1) Data summarization: This technology involves:
a. Breaking document into sentences
b. Identifying nouns, verbs, adjectives, etc. in each sentence
c. Creating several combinations of the identified components: each combination is referred to as "triad"
d. Representing the document by a list of triads and their counts.
2) Personalized Search: This technology involves is based on the above summarization technique. The user profile is created by collecting and summarizing a list of documents that characterize the user's behavior. The search would involve comparing
a. Summaries of documents
b. Summary of query terms
c. Summary of user's documents (user profile)
The proposal is not well-written, especially the first part that describes the proposed research tasks. There are several errors, and vague sentences. Practically, there are no references to related research, and there is no evaluation plan.
Research tasks 2, 3, and 6 (above) are basically the core of the patented technology. The PI does not mention any additional work beyond what has already been done.
For research task 1, development of an electronic dictionary, it is not clear why the PI wants to develop one. Few dictionaries have already been developed and are available (e.g. WordNet).
The objective of task 5 is not clear. What is the benefit of creating new text using user's profiles? The PI claims that it will "enable better understanding of the human creativity and ability to communicate "
The objective of task 5 is to make the profiles "learn" and adapt, and provide them with "Artificial Intelligence" capability. The PI does not describe a way to achieve this or even to show it is possible.
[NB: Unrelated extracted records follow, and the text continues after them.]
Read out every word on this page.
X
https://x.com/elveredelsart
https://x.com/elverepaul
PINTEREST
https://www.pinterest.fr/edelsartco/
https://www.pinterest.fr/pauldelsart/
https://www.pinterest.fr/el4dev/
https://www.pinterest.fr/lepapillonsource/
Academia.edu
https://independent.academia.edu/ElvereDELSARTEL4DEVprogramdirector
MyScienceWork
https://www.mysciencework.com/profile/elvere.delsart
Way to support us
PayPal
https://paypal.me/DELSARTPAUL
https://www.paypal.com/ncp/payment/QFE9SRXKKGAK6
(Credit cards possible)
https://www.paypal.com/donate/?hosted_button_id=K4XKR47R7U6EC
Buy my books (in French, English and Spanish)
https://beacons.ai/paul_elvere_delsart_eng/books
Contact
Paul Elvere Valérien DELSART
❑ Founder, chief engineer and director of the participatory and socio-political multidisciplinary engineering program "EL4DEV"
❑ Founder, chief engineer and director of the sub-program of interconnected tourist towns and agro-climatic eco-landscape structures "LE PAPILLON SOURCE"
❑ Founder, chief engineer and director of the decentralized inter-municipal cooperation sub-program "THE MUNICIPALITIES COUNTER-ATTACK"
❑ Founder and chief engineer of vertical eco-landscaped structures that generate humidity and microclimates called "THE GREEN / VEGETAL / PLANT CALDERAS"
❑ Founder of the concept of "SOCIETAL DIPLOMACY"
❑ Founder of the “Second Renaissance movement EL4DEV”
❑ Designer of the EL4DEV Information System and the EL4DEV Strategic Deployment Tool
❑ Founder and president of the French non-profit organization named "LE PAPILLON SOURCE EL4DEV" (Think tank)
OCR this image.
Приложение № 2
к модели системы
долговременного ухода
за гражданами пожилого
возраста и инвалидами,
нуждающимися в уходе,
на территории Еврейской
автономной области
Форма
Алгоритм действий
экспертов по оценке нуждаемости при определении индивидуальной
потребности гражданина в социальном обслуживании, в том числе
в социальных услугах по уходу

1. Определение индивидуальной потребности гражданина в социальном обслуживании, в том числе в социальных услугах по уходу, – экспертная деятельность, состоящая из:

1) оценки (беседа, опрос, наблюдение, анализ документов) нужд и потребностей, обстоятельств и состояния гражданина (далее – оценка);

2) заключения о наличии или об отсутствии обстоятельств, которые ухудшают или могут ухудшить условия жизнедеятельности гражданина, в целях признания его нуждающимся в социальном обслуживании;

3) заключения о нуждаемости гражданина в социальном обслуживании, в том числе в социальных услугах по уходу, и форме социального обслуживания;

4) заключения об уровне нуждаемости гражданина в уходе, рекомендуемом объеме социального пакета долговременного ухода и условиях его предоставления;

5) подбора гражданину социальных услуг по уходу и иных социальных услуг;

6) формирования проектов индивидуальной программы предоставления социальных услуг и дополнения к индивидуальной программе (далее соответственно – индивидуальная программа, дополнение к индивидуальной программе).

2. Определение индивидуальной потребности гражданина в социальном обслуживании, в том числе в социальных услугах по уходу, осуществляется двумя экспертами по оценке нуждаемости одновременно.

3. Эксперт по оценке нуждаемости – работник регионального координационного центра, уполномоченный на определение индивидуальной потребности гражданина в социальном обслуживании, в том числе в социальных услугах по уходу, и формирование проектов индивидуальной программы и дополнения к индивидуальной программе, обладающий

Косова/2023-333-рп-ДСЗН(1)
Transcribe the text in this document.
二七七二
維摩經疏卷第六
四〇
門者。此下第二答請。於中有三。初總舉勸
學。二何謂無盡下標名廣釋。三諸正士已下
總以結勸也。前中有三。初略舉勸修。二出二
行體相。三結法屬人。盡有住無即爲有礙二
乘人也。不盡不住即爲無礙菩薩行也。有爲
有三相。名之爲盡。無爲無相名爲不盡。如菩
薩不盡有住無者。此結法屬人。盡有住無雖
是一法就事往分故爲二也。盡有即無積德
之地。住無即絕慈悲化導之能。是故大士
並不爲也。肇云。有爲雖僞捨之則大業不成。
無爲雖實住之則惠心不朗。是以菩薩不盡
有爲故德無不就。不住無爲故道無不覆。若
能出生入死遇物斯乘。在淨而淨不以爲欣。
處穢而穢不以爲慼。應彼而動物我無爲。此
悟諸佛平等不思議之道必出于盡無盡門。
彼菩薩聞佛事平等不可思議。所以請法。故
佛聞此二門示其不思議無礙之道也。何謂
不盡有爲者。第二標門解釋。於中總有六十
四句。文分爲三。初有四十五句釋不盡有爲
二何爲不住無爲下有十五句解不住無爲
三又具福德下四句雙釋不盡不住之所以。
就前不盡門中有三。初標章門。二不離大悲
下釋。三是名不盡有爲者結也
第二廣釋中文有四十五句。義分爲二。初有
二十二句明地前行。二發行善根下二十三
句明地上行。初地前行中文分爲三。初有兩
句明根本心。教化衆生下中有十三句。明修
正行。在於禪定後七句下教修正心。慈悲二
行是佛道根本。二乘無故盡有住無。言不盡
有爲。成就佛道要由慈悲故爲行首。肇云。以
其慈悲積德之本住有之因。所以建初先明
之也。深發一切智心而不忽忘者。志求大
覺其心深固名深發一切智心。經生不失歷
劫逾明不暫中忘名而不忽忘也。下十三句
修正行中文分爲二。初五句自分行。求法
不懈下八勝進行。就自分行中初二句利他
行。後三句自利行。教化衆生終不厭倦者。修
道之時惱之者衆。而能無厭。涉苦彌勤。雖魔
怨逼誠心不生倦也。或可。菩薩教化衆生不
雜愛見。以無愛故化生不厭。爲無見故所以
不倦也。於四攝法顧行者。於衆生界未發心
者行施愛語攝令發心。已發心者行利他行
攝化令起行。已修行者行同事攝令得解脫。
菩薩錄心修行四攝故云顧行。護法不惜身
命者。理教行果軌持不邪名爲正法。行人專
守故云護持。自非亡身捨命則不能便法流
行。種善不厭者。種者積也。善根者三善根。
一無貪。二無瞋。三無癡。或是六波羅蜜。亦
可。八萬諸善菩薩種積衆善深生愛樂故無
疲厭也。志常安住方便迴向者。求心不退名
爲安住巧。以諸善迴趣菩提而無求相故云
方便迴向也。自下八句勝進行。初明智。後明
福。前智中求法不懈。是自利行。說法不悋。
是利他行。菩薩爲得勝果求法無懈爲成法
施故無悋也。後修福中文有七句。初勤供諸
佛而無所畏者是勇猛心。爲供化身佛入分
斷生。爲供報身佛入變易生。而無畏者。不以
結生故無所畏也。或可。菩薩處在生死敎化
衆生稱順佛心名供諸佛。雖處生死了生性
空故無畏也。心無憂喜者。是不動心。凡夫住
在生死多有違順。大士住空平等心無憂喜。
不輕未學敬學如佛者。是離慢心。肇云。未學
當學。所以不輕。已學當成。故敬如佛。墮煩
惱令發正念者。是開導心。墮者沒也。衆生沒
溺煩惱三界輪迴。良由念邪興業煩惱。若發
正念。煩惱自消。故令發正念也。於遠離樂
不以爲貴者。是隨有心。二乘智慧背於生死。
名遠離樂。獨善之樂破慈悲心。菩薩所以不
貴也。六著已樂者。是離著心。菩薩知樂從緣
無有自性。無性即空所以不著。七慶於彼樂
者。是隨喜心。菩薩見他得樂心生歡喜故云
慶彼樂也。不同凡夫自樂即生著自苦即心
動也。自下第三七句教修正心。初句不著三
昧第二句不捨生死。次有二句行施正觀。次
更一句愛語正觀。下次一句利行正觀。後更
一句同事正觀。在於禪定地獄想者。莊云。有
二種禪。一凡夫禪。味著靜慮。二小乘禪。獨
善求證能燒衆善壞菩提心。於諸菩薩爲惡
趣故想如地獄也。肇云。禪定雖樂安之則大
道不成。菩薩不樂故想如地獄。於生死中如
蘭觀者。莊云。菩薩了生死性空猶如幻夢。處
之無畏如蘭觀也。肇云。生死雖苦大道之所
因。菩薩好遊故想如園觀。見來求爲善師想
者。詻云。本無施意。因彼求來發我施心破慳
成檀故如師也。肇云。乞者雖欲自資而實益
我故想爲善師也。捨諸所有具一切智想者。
The user profile, created from a collection of documents provided by the user, may provide hints on the user's education and preferences. However, I don't see how it could capture the user's cultural and social background and his psychological profile, as the PI claims.
What are the broader impacts of the proposed activity?
The proposed work may lead to efficient personalized search engines. However, the core technology has already been developed and patented.
I rate this proposal as Fair. The proposal is not well-written. It has several grammatical errors. There are no references to related literature, no evaluation plan, and no education plan. The contribution of the proposed work beyond what has already been done and patented is not clear.